内容はメジャーの選手紹介から球場、オーナー、経営、日常生活をコンパクトにまとめた一般向けメジャーリーグガイドです。題名から類推される所謂「内幕・暴露本」の類ではありません。
元メジャーリーガーで、現在も米国に拠点を置き日米の懸け橋的な仕事をしている著者らしく、通常よりやや選手に対する仲間意識とリスペクトが強く、ブルペンで登板を待つリリーフ投手達の思いの外ゆったりとした描写、引退後のメジャーリーガーの生活(結構破産する人が多い事等)に対する記述が新鮮でした。後、米国で野球の仕事をしたいと考えている方には参考になる点が多いと思います。

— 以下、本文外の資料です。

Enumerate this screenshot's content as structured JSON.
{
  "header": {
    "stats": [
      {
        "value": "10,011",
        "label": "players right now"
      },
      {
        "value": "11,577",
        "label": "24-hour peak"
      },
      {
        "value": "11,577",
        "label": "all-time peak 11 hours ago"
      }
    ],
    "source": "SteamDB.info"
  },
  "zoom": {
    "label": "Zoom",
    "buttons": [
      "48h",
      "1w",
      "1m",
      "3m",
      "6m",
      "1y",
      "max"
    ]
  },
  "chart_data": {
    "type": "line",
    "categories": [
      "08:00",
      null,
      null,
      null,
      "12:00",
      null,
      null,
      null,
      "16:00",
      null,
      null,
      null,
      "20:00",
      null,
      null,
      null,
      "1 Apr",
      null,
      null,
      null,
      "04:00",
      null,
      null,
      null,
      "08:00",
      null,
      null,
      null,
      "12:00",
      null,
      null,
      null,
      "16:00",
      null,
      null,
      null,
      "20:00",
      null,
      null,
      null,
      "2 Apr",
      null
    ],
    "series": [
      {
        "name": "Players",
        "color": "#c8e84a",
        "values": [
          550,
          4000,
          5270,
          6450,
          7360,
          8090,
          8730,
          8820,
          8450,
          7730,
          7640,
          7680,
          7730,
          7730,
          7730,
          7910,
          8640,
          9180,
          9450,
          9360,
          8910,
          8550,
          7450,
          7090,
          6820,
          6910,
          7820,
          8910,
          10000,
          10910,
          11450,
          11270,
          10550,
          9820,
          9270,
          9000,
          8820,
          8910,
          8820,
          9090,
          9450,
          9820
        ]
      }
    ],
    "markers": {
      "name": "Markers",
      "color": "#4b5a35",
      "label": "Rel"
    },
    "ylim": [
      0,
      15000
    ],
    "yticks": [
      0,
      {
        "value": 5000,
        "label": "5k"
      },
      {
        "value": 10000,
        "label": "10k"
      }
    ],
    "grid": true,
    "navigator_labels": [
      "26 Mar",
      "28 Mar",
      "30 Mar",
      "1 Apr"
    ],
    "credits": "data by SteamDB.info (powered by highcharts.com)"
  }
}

取り上げるテーマが幅広く、もっと掘り下げて聴きたい話も多々有ったのですが、通勤電車で読むにはトリビアルで上品(これは珍しい)、かつ読みやすい話題が多くてピッタリです。
値段がやや高額な気は致しますが、現在の地味な氏の顔を帯に小さく載せ(現役時代の短い手で叫びながら投げている様な意外に獰猛な姿は素晴らしいと思いますが)、イラストと英文でまとめた装丁は過去最高です。